By its own account, the revenue generated by the NNPC refineries is always lower than the money that the Federal Government spends on them. That, if you haven’t guessed, means that the refineries are running at a loss.
If government is serious about removing subsidy from any of the petroleum products, a fundamental step it has to take is to completely remove itself from the downstream sector of the petroleum industry, even if it prefers to remain in the upstream sector (for now).
Some argue that if the refineries of the petroleum industry’s downstream sector produce petroleum products locally, at least the cost of transport of imported petroleum products would have been eliminated, if nothing else is shaved off. That makes plenty of sense.
Economists think that if government excuses itself from refineries and distribution of petroleum products, in the same way government has vacated the telecommunications industry, the efficiency derived therefrom should result in relatively stable, and possibly lower, prices.
Government’s recent approval of increase in electricity tariffs further worsens the situation of the poor masses. From N22 per kilowatt, the tariff was increased by 200 per cent, to N66 per kilowatt.
Yet, there is no guarantee that power outage will be eliminated, or substantially reduced. Now the government is brewing a Water Resources Bill that will even tax boreholes that citizens dig in their homes, because the municipal waterworks have woefully failed to deliver pipe-born water to their homes.

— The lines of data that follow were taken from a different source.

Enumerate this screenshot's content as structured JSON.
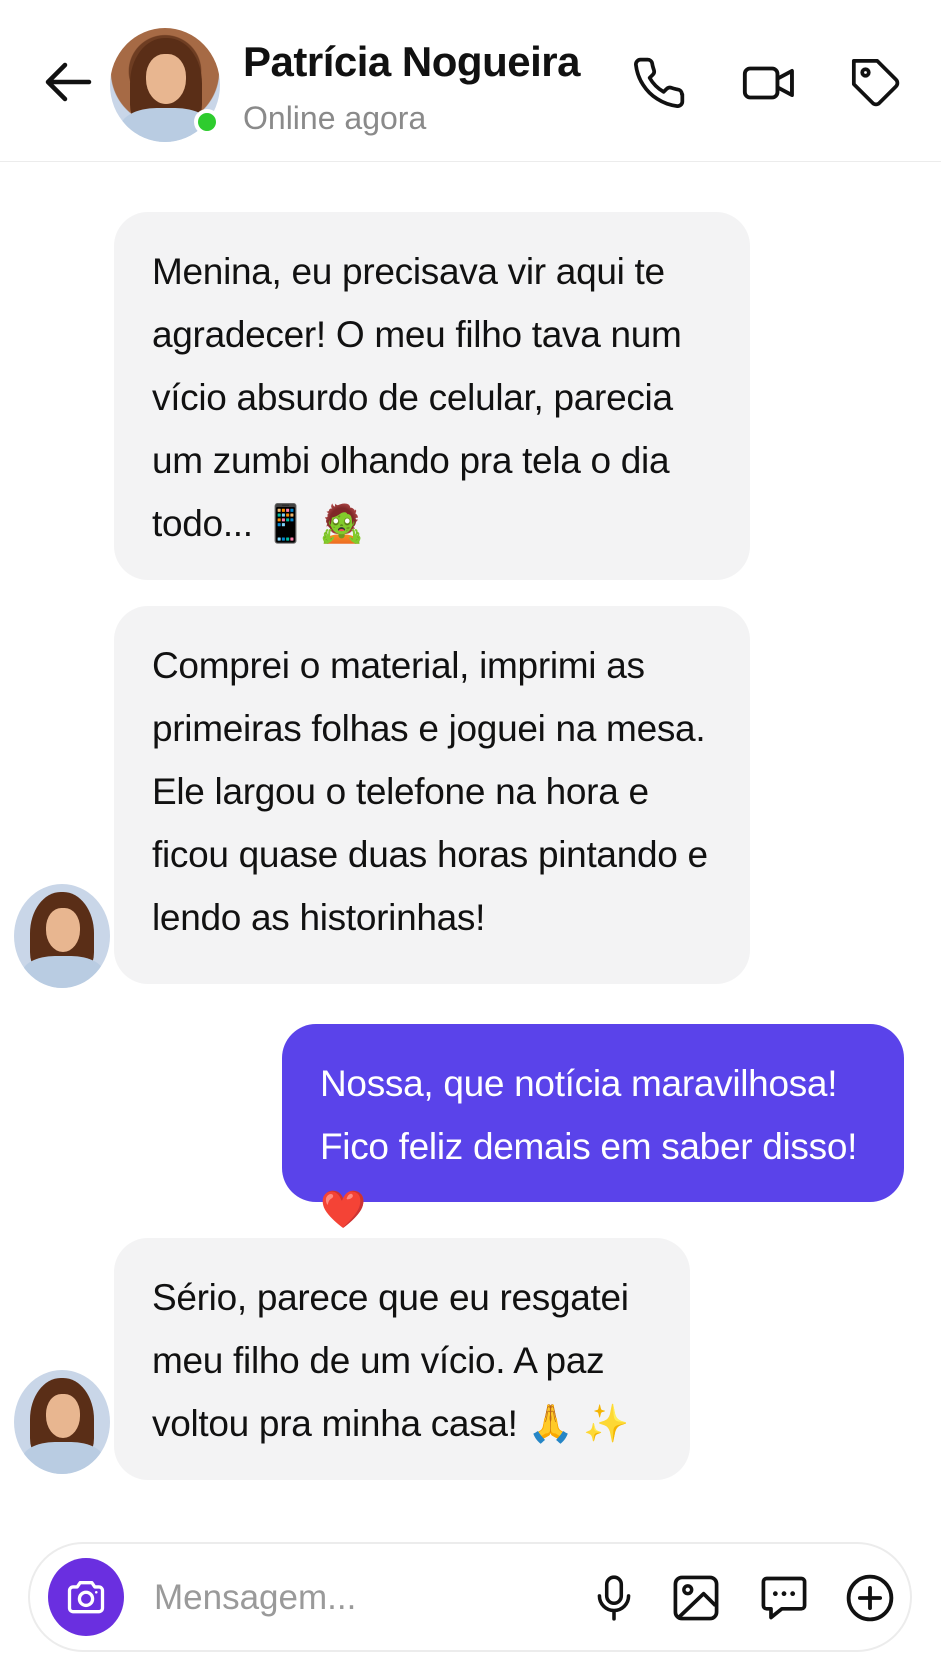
{
  "header": {
    "contact_name": "Patrícia Nogueira",
    "status": "Online agora",
    "online_color": "#2ecc2e",
    "icons": [
      "back-arrow-icon",
      "phone-icon",
      "video-camera-icon",
      "tag-icon"
    ]
  },
  "messages": [
    {
      "direction": "incoming",
      "text": "Menina, eu precisava vir aqui te agradecer! O meu filho tava num vício absurdo de celular, parecia um zumbi olhando pra tela o dia todo... 📱 🧟"
    },
    {
      "direction": "incoming",
      "text": "Comprei o material, imprimi as primeiras folhas e joguei na mesa. Ele largou o telefone na hora e ficou quase duas horas pintando e lendo as historinhas!"
    },
    {
      "direction": "outgoing",
      "text": "Nossa, que notícia maravilhosa! Fico feliz demais em saber disso! ❤️"
    },
    {
      "direction": "incoming",
      "text": "Sério, parece que eu resgatei meu filho de um vício. A paz voltou pra minha casa! 🙏 ✨"
    }
  ],
  "composer": {
    "placeholder": "Mensagem...",
    "value": "",
    "accent_color": "#6a2fe0",
    "icons": [
      "camera-icon",
      "microphone-icon",
      "image-icon",
      "chat-bubble-icon",
      "plus-circle-icon"
    ]
  },
  "colors": {
    "incoming_bubble": "#f3f3f4",
    "outgoing_bubble": "#5a43ea"
  }
}
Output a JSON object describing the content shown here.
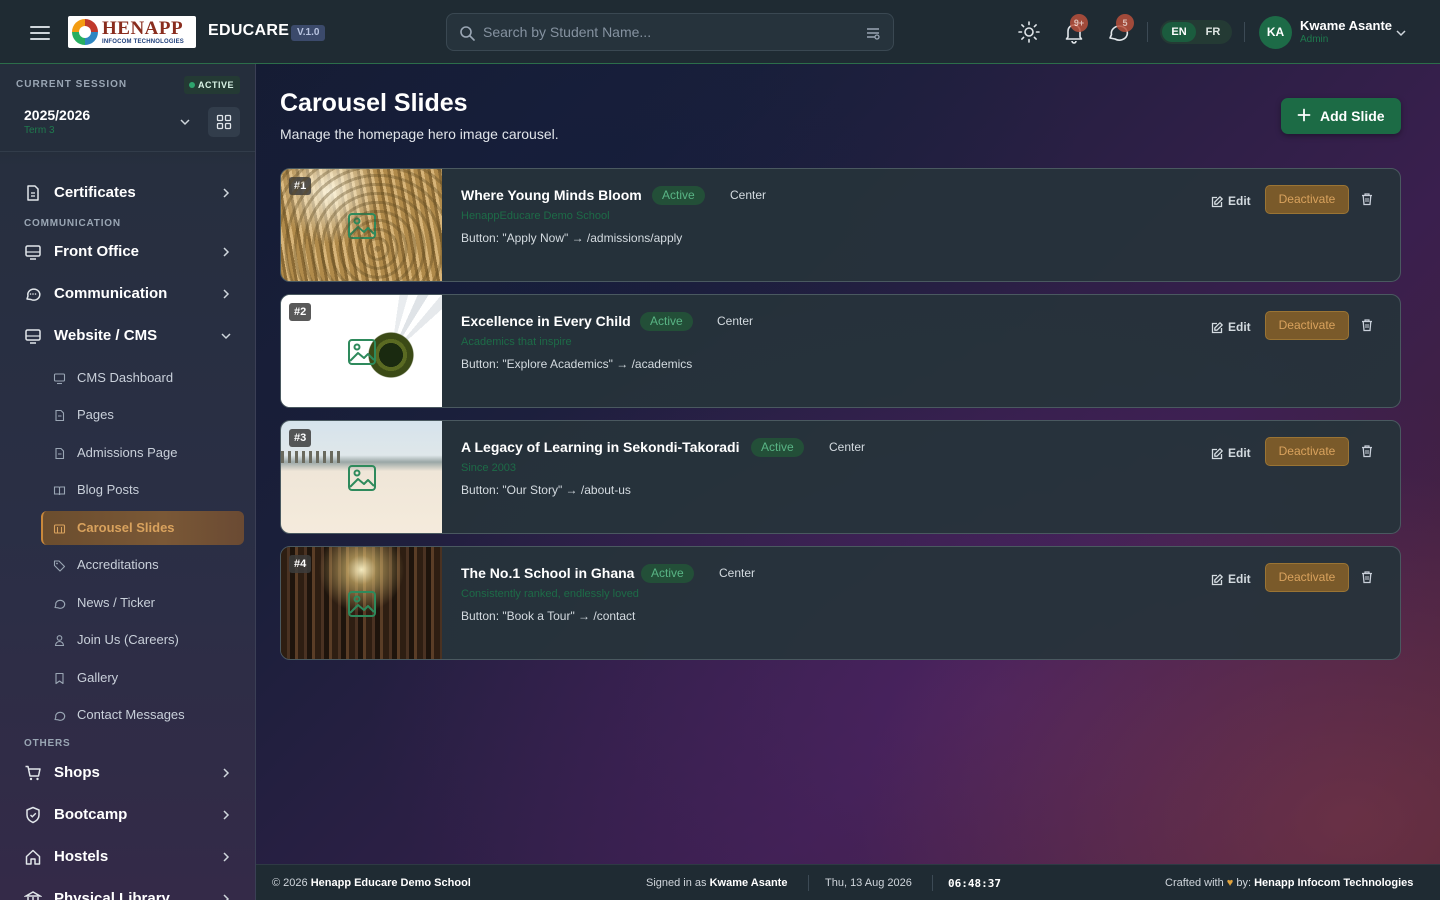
{
  "header": {
    "logo_brand": "HENAPP",
    "logo_tagline": "INFOCOM TECHNOLOGIES",
    "app_name": "EDUCARE",
    "version": "V.1.0",
    "search_placeholder": "Search by Student Name...",
    "notifications_count": "9+",
    "messages_count": "5",
    "languages": [
      "EN",
      "FR"
    ],
    "active_language": "EN",
    "user": {
      "initials": "KA",
      "name": "Kwame Asante",
      "role": "Admin"
    }
  },
  "sidebar": {
    "session_label": "CURRENT SESSION",
    "session_status": "ACTIVE",
    "session_year": "2025/2026",
    "session_term": "Term 3",
    "nav_top": [
      {
        "label": "Certificates",
        "icon": "certificate-icon"
      }
    ],
    "section_communication": "COMMUNICATION",
    "nav_communication": [
      {
        "label": "Front Office",
        "icon": "monitor-icon"
      },
      {
        "label": "Communication",
        "icon": "chat-icon"
      },
      {
        "label": "Website / CMS",
        "icon": "monitor-icon",
        "expanded": true
      }
    ],
    "cms_items": [
      {
        "label": "CMS Dashboard",
        "icon": "monitor-icon"
      },
      {
        "label": "Pages",
        "icon": "document-icon"
      },
      {
        "label": "Admissions Page",
        "icon": "document-icon"
      },
      {
        "label": "Blog Posts",
        "icon": "book-icon"
      },
      {
        "label": "Carousel Slides",
        "icon": "slides-icon",
        "active": true
      },
      {
        "label": "Accreditations",
        "icon": "tag-icon"
      },
      {
        "label": "News / Ticker",
        "icon": "chat-icon"
      },
      {
        "label": "Join Us (Careers)",
        "icon": "user-icon"
      },
      {
        "label": "Gallery",
        "icon": "bookmark-icon"
      },
      {
        "label": "Contact Messages",
        "icon": "chat-icon"
      }
    ],
    "section_others": "OTHERS",
    "nav_others": [
      {
        "label": "Shops",
        "icon": "cart-icon"
      },
      {
        "label": "Bootcamp",
        "icon": "shield-icon"
      },
      {
        "label": "Hostels",
        "icon": "home-icon"
      },
      {
        "label": "Physical Library",
        "icon": "library-icon"
      }
    ]
  },
  "main": {
    "title": "Carousel Slides",
    "subtitle": "Manage the homepage hero image carousel.",
    "add_button": "Add Slide",
    "edit_label": "Edit",
    "deactivate_label": "Deactivate",
    "slides": [
      {
        "num": "#1",
        "title": "Where Young Minds Bloom",
        "status": "Active",
        "alignment": "Center",
        "subtitle": "HenappEducare Demo School",
        "button_info": "Button: \"Apply Now\" → /admissions/apply"
      },
      {
        "num": "#2",
        "title": "Excellence in Every Child",
        "status": "Active",
        "alignment": "Center",
        "subtitle": "Academics that inspire",
        "button_info": "Button: \"Explore Academics\" → /academics"
      },
      {
        "num": "#3",
        "title": "A Legacy of Learning in Sekondi-Takoradi",
        "status": "Active",
        "alignment": "Center",
        "subtitle": "Since 2003",
        "button_info": "Button: \"Our Story\" → /about-us"
      },
      {
        "num": "#4",
        "title": "The No.1 School in Ghana",
        "status": "Active",
        "alignment": "Center",
        "subtitle": "Consistently ranked, endlessly loved",
        "button_info": "Button: \"Book a Tour\" → /contact"
      }
    ]
  },
  "footer": {
    "copyright_prefix": "© 2026",
    "school_name": "Henapp Educare Demo School",
    "signed_in_prefix": "Signed in as",
    "signed_in_user": "Kwame Asante",
    "date": "Thu, 13 Aug 2026",
    "time": "06:48:37",
    "crafted_prefix": "Crafted with",
    "crafted_by": "by:",
    "company": "Henapp Infocom Technologies"
  },
  "colors": {
    "accent_green": "#1c6b45",
    "active_pill_text": "#59b585",
    "deactivate_bg": "#7a5a2a",
    "deactivate_text": "#d9a25d",
    "sidebar_active": "#7a5836"
  }
}
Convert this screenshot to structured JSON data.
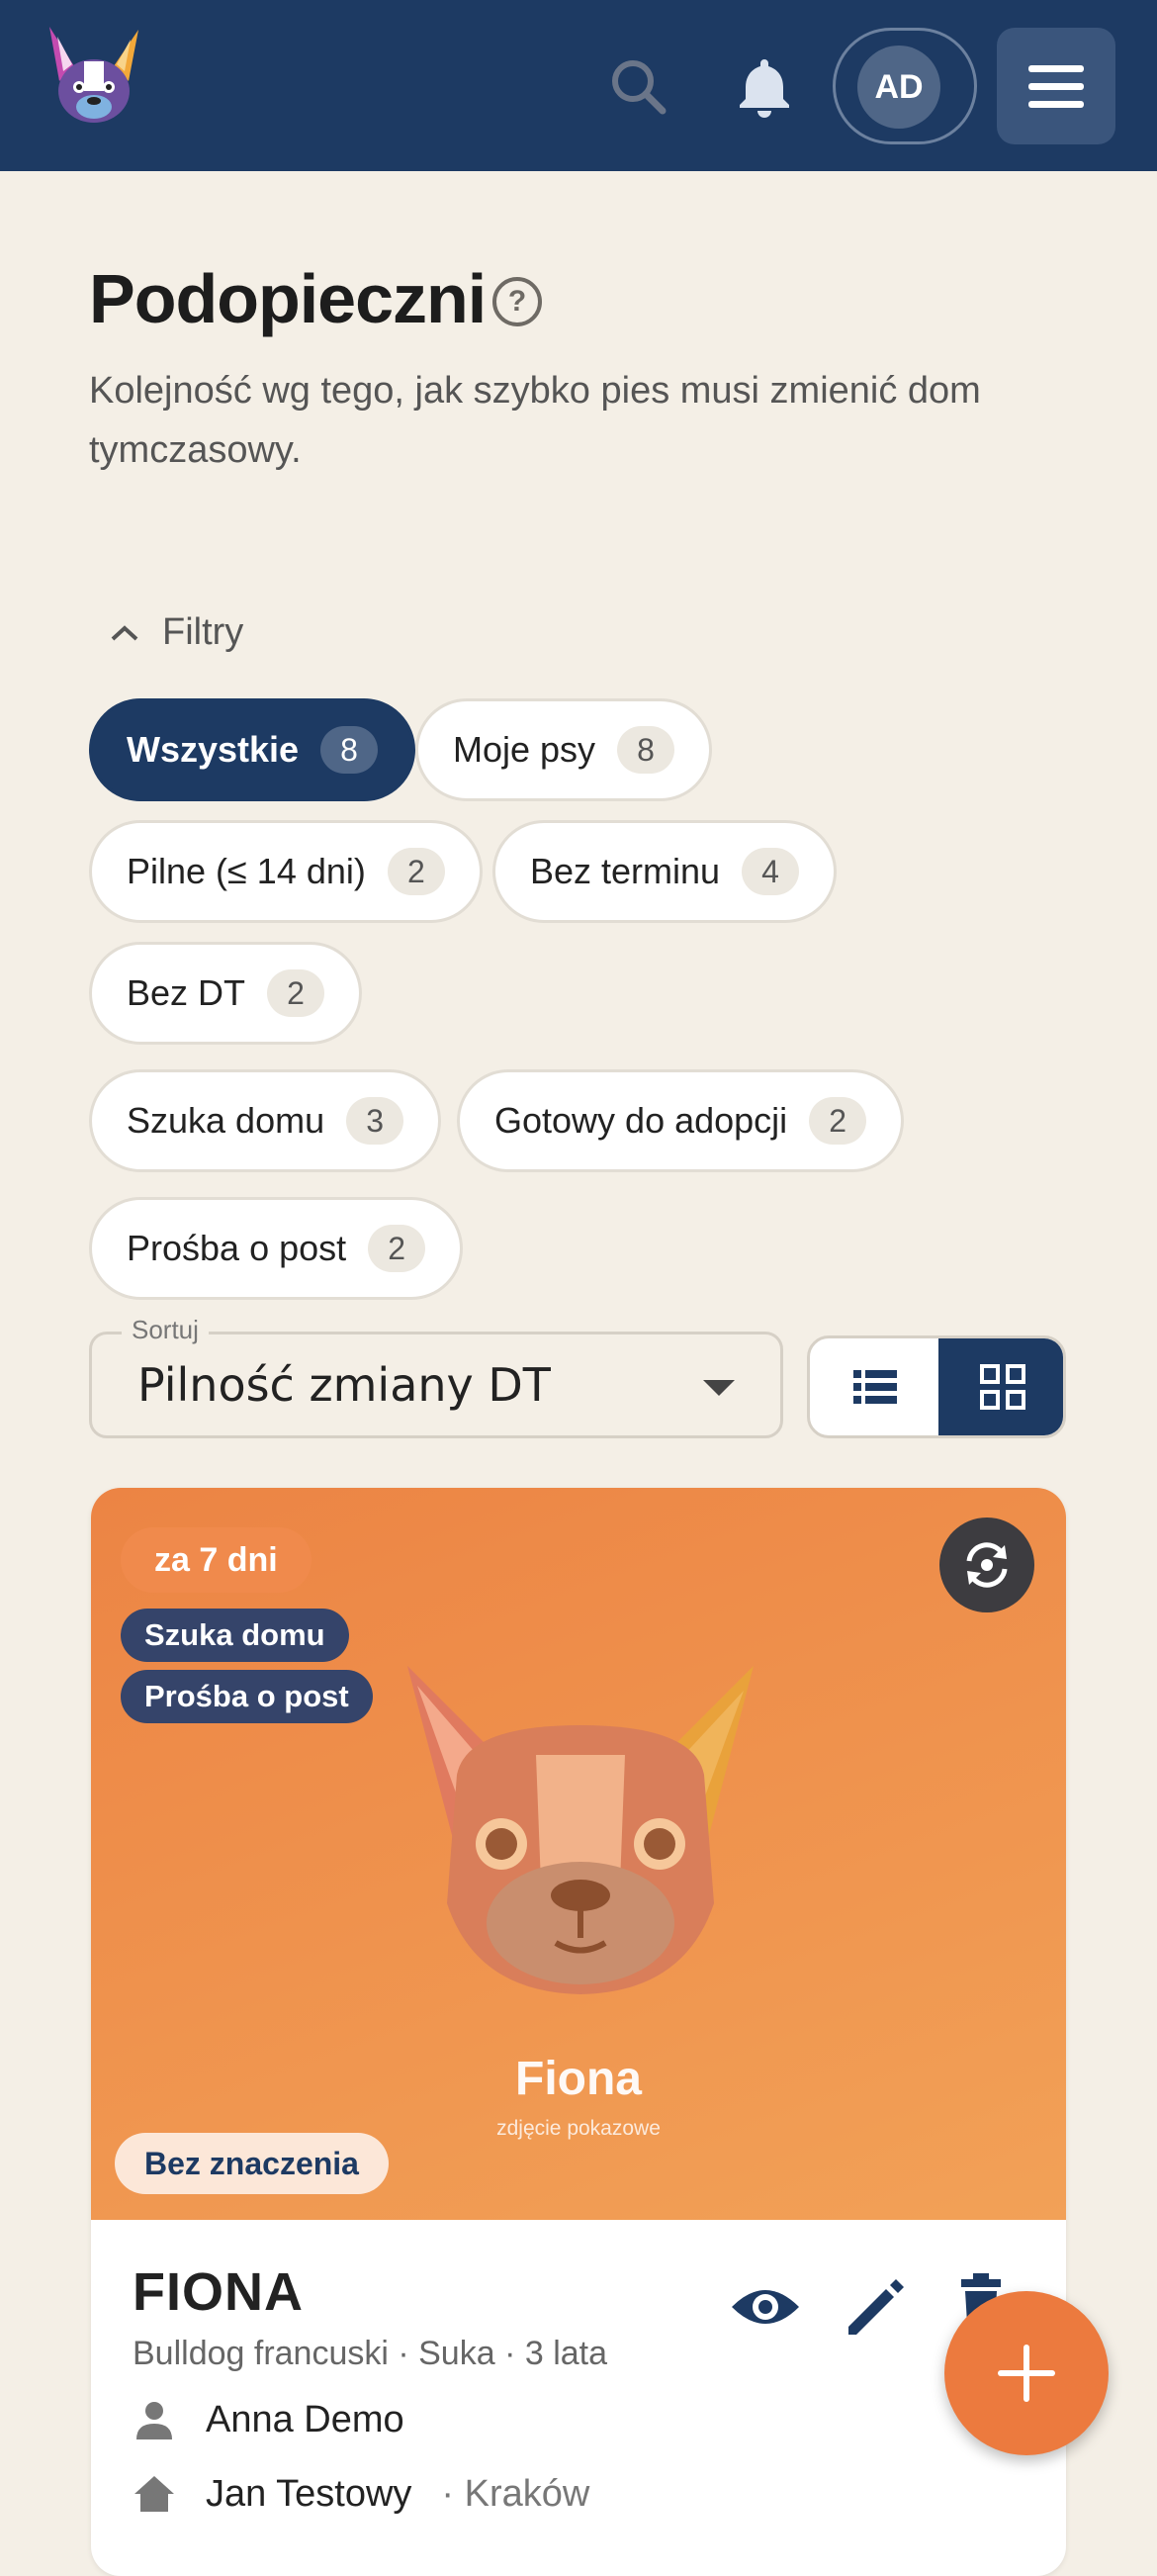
{
  "header": {
    "avatar_initials": "AD",
    "icons": [
      "dog-logo-icon",
      "search-icon",
      "bell-icon",
      "menu-icon"
    ],
    "colors": {
      "bar": "#1d3a63",
      "accent": "#ec7a3e"
    }
  },
  "page": {
    "title": "Podopieczni",
    "subtitle": "Kolejność wg tego, jak szybko pies musi zmienić dom tymczasowy."
  },
  "filters": {
    "toggle_label": "Filtry",
    "chips": [
      {
        "label": "Wszystkie",
        "count": "8",
        "active": true
      },
      {
        "label": "Moje psy",
        "count": "8"
      },
      {
        "label": "Pilne (≤ 14 dni)",
        "count": "2"
      },
      {
        "label": "Bez terminu",
        "count": "4"
      },
      {
        "label": "Bez DT",
        "count": "2"
      },
      {
        "label": "Szuka domu",
        "count": "3"
      },
      {
        "label": "Gotowy do adopcji",
        "count": "2"
      },
      {
        "label": "Prośba o post",
        "count": "2"
      }
    ]
  },
  "sort": {
    "label": "Sortuj",
    "value": "Pilność zmiany DT",
    "view_modes": [
      "list",
      "grid"
    ],
    "selected_view": "grid"
  },
  "card": {
    "due": "za 7 dni",
    "tags": [
      "Szuka domu",
      "Prośba o post"
    ],
    "image_name": "Fiona",
    "image_caption": "zdjęcie pokazowe",
    "priority": "Bez znaczenia",
    "name": "FIONA",
    "meta": "Bulldog francuski · Suka · 3 lata",
    "owner": "Anna Demo",
    "foster": "Jan Testowy",
    "city": "· Kraków"
  },
  "fab": {
    "icon": "plus-icon"
  }
}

Playwright and Nobel laureate, Prof Wole Soyinka, is already wondering if rain water is going to be appropriated into the Exclusive Legislative List, and possibly taxed to raise revenue for a government that is increasingly presenting itself as almost totally bereft of working macroeconomic ideas.
The season of impunity has spread so much that even television cable networks have picked up the pluck to increase their tariffs even after the House of Representatives initiated steps to prevent them from increasing the tariffs.
Before COVID-19, that had become every lazy government’s excuse for poor performance, the growth rate of Nigeria’s Gross Domestic Product was anchored to the lower single digits; about 2.5 per cent, if you want to know the numbers.
There is evidence that whatever policies the government evolved is not migrating the economy away from what former Minister of Finance, Kemi Adeosun, described as a “technical recession,” in 2016.
Whenever you are told that the Nigerian economy goes into recession, it only means that the price of crude oil has gone south, and it is going to be difficult to finance imports; the Nigerian economy is import-oriented.
The final straw that will break the Nigerian camel’s back is the debt burden that has now been compounded by the COVID-19 pandemic. Before the pandemic, about 70 per cent of Federal Government revenue went into servicing the national debt. It is worse now.
The global reduction in the demand for crude petroleum, caused by the COVID-19 pandemic, further strains the debt burden, largely acquired to finance a needlessly overblown government structure.
After seeking refuge in market forces, government must also reduce the size and cost of governance.